A Blog of Book Reviews

These book reviews are also featured on my blog, Scorpion Stalking Duck. Here they are distilled out of the rest of the posts, kind of like that scum at the top of a pot full of boiled potatoes. The title of this blog - and the quote above - come from the forward of Hillaire Belloc's book, The Path to Rome.

Wednesday, January 18, 2012

The San Joaquin Siren: An American Ace in WW II's CBI

The San Joaquin Siren: An American Ace in WW II's CBI

by William M. Behrns, with Kenneth Moore

The San Joaquin Siren, by William Behrns, with Kenneth Moore, is the story of Mr. Behrns' service during the Second World War.  Mr. Behrns served in the U.S. Army Air Force, flying the P-38 Lightning in the China/Burma/India theatre of operations; this little known part of the conflict with Japan was better known by its initials, CBI.

The story begins with his childhood, and how he was born prematurely and was always smaller than all his peers as he grew up.  This never stopped him from achieving his goals in life, and one of them was to some day fly fighter planes for the military.  He describes how determination, hard work, and a bit of Divine Providence got him into flight school.  He describes the thrill of flying solo for the first time, and the excitement as he heads off to the CBI to face the enemy in combat.

The portion of the book in which he describes his time in combat is presented in diary form, with the days when he flew missions reported, including the objective, the success of the mission, and any aircraft he shot down on each mission.  One of the most harrowing parts of the book doesn't even take place in combat.  He describes crash-landing along the Burma road, and spending the night in the jungle, waiting for rescue.

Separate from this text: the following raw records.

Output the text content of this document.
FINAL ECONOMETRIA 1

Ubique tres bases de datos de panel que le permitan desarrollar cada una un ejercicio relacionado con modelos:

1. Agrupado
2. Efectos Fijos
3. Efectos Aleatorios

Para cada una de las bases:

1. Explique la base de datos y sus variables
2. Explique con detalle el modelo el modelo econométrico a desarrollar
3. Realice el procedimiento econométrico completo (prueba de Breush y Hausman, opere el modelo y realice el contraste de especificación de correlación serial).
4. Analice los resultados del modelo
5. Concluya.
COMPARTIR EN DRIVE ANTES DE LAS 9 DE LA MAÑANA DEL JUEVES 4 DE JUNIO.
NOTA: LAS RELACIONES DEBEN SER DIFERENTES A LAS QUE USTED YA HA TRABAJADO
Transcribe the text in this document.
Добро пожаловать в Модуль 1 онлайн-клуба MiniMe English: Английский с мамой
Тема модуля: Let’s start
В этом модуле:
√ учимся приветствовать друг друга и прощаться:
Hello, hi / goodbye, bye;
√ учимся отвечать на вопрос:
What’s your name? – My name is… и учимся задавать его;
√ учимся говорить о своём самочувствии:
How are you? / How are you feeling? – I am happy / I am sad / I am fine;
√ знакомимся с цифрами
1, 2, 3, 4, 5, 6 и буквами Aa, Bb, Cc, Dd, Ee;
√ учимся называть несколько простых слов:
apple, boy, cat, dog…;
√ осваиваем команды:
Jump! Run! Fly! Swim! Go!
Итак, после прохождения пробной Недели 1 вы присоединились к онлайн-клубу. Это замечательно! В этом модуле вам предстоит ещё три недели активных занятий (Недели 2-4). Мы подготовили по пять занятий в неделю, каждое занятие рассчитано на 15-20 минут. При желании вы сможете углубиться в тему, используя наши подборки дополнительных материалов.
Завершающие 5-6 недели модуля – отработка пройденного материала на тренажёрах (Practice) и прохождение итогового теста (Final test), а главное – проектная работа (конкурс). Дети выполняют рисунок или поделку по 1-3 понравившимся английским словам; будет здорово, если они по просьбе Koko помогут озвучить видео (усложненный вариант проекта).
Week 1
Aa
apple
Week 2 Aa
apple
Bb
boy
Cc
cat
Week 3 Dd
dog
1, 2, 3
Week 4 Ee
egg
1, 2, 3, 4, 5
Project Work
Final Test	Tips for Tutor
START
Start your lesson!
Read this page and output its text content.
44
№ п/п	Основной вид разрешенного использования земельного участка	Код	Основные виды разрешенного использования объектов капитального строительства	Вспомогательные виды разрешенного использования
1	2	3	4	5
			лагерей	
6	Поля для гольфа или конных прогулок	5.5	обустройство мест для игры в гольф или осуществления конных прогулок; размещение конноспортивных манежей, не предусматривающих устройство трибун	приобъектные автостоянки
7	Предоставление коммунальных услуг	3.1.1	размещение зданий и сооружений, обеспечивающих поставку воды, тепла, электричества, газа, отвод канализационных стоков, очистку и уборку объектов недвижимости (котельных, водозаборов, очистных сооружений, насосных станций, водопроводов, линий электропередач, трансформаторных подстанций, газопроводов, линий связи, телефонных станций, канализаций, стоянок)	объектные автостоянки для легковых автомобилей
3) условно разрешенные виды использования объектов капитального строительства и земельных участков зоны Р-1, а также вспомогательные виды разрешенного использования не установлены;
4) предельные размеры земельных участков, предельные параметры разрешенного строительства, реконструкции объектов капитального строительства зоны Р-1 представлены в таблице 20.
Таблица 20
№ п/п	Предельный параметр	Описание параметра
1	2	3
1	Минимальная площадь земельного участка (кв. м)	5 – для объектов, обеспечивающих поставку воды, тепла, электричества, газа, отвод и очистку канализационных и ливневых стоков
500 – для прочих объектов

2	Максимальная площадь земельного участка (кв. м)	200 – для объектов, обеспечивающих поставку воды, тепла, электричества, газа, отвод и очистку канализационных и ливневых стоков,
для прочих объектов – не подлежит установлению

Mr. Behrns mentions a few things which struck me as rather disturbing.  One was that he observed that none of his fellow airmen were from the same city or state.  He suggests in the book that this was done to minimize the reaction by the American people when the casualties from the CBI theatre started to increase.  The number of pilots who died in the CBI were rather high, and this was a way to avoid any kind of public outcry over the loss of so many from one part of the United States.  It seems rather hard to believe that our military could execute such a subtle and devious plan, but Mr. Behrns does make a good case for it.

Another thing that I found disappointing was that Mr. Behrns described his attempts to get credit for one 'kill' which he could only count as a 'probable.'  Briefly, whenever an enemy aircraft was shot down, there had to be evidence to corroborate the pilot's report.  That evidence could be from eyewitnesses, such as other pilots or personnel on the ground, or from enemy records, or from gun cameras which would start filming while an aircraft's guns were firing.  If these means confirmed that an aircraft were shot down, the pilot was awarded a 'kill' for it; if not, he would be assigned what is known as a 'probable.'  If one had more than 5 confirmed 'kills' one could be called an 'Ace.'  In Mr. Behrns' case, one of his 'kills' was witnessed by one of his comrades who unfortunately disappeared shortly afterwards.  The 'kill' ended up being credited to that pilot rather than to Mr. Behrns. 

Recently, Mr. Behrns started doing some research into this 'kill' which he never got credit for.  Eventually he did enough research, and with the help of his local State Representative, was able to add that additional victory to his military record.  This is what I found to be rather sad.  At the end of his life, Mr. Behrns wanted to be sure to add another life to the list of people he had killed during the war.  Granted, this was a combatant, an enemy fighter pilot determined to kill as many American soldiers and airmen.  But it seems as if desiring such an ephemeral honor when one is so close to death would only be a hollow victory.  I do not mean to derogate Mr. Behrns' service to our country in any way; I thank him and all of his generation who served our country during such a tumultuous period of the past century.

Mr. Moore apparently died shortly before the completion of the book, and I did get the impression that the book seemed to wrap up rather abruptly.  Still, despite my criticisms, I enjoyed reading this book which described another part of a war which truly did involve every part of the world.